Feldkirchen-Westerham – In der Pfingst-Ausgabe des Mangfall-Boten ließ ein Artikel aufhorchen, der einen namenkundlichen Vorgang beschrieb, wie er nicht selten auch in dieser Ortsnamen-Serie immer wieder einmal thematisiert worden ist: die gezielte Umbenennung eines Orts- oder Flurnamens.
Was war passiert? In der Gemeinde Feldkirchen-Westerham wurde kürzlich ein neues Gewerbegebiet ausgewiesen. Es liegt, so hieß es im betreffenden Artikel, „am westlichen Ortsausgang von Großhöhenrain, ist rund 3.000 Quadratmeter groß und kann von der Kreisstraße aus Richtung Laus gut angefahren werden“. Aber: Es blieb ein Problem übrig: Es „musste ein Name für die Erschließungsstraße gefunden werden“. Gesagt, getan. Die Verwaltung hatte sich auf die Bezeichnung „Estermannfeld“ geeinigt. Begründung: Dieser Flurname konnte dem dort vorliegenden Kataster entnommen werden.
Kein Problem mehr? Doch, schon, und zwar aus zwei Gründen: Der Vorbesitzer der Fläche des neuen „Gewerbegebiets Höhenrain“ hieß Osterhuber, also nicht etwa „Esterhuber“. Zum andern wäre der Name „Estermannfeld“ beziehungsweise „Estermannfeldstraße“ arg lang geraten. So entschied der neu gewählte Gemeinderat aus praktischen – Länge des Namens – und aus pietätvollen Gründen – Name des Vorbesitzers –, die Bezeichnung „Osterfeld“ beziehungsweise „Osterfeldstraße“ zu wählen. Vom Standpunkt der Ortsnamenforschung: Ein Eigentor oder ein perfekter Schachzug? Auf Letzteres könnte ein Vergleich mit dem Namen der Ortschaft Esterndorf in der Gemeinde Holzolling, Landkreis Miesbach hinweisen.

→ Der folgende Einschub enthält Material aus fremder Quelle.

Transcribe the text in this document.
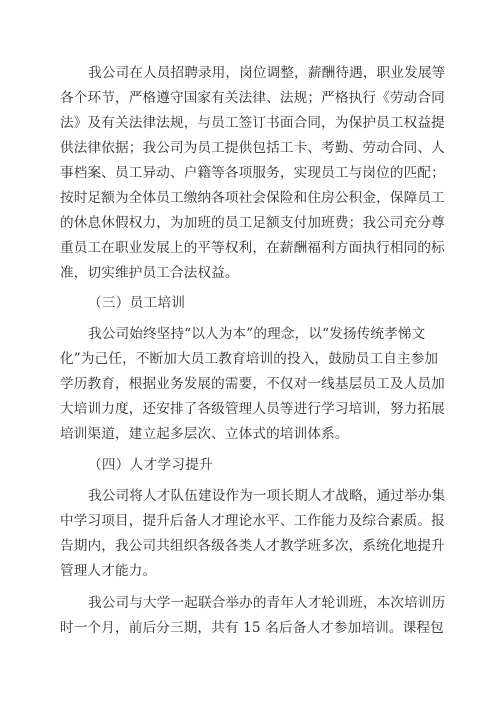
我公司在人员招聘录用，岗位调整，薪酬待遇，职业发展等
各个环节，严格遵守国家有关法律、法规；严格执行《劳动合同
法》及有关法律法规，与员工签订书面合同，为保护员工权益提
供法律依据；我公司为员工提供包括工卡、考勤、劳动合同、人
事档案、员工异动、户籍等各项服务，实现员工与岗位的匹配；
按时足额为全体员工缴纳各项社会保险和住房公积金，保障员工
的休息休假权力，为加班的员工足额支付加班费；我公司充分尊
重员工在职业发展上的平等权利，在薪酬福利方面执行相同的标
准，切实维护员工合法权益。
（三）员工培训
我公司始终坚持“以人为本”的理念，以“发扬传统孝悌文
化”为己任，不断加大员工教育培训的投入，鼓励员工自主参加
学历教育，根据业务发展的需要，不仅对一线基层员工及人员加
大培训力度，还安排了各级管理人员等进行学习培训，努力拓展
培训渠道，建立起多层次、立体式的培训体系。
（四）人才学习提升
我公司将人才队伍建设作为一项长期人才战略，通过举办集
中学习项目，提升后备人才理论水平、工作能力及综合素质。报
告期内，我公司共组织各级各类人才教学班多次，系统化地提升
管理人才能力。
我公司与大学一起联合举办的青年人才轮训班，本次培训历
时一个月，前后分三期，共有 15 名后备人才参加培训。课程包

Wie es im Codex Falkensteinensis, dem einzig erhaltenen Besitzübergabebuch einer weltlichen Herrschaft, nämlich der Grafschaft von Neuburg-Falkenstein, unter Kapitel 153 beschrieben worden ist, durfte Graf Siboto IV. von Neuburg-Falkenstein nach längerem Streit mit dem Erzbischof Konrad III. von Salzburg seinen Besitz in Esterndorf behalten. Und jetzt kommt beziehungsweise käme die sprachliche Rechtfertigung für den Feldkirchner-Westerhamer Gemeinderat, „Ester“ in „Oster“ umzubenennen: Esterndorf hieß im 12. Jahrhundert Osterndorf! Daneben aber auch „Osterendorf“, „Ostindorf“, „Ostirndorf“.
Das i in Ostirndorf war verantwortlich für die Umlautung des O zum E. Resultat: „Das östlich gelegene Dorf“. War dann, um zu unserem Ausgangspunkt zurückzukehren, das Estermannfeld das Feld eines Mannes, der östlich von Ort XY wohnte? Wohl kaum. Denn: Die Himmelsrichtung Osten ist im Ester-mann-feld sprachlich eher nicht nachzuweisen. Viel wahrscheinlicher sind hierzu die Erläuterungen, die wir dem Ortsnamenforscher Professor Karl Finsterwalder, einem gebürtigen Rosenheimer und Forscher an der Universität Innsbruck, verdanken. Finsterwalder bringt sowohl für den Namen Esterhammer als auch für den Namen Estermann ein Tor, genannt Ester, ins Spiel.
Dieses habe „Eztor“geheißen und sei das „Tor vom Saatfelde zur Trate“ gewesen. Die Trate, so Finsterwalder, sei die „Brache; dem Vieh zum Betreten, zur Weide überlassener Teil der Dorfflur“ gewesen. Der Esterer oder Estermann war der Hüter des „Eztors“ oder auch „Esbansthors“, gekürzt „Eschthors“.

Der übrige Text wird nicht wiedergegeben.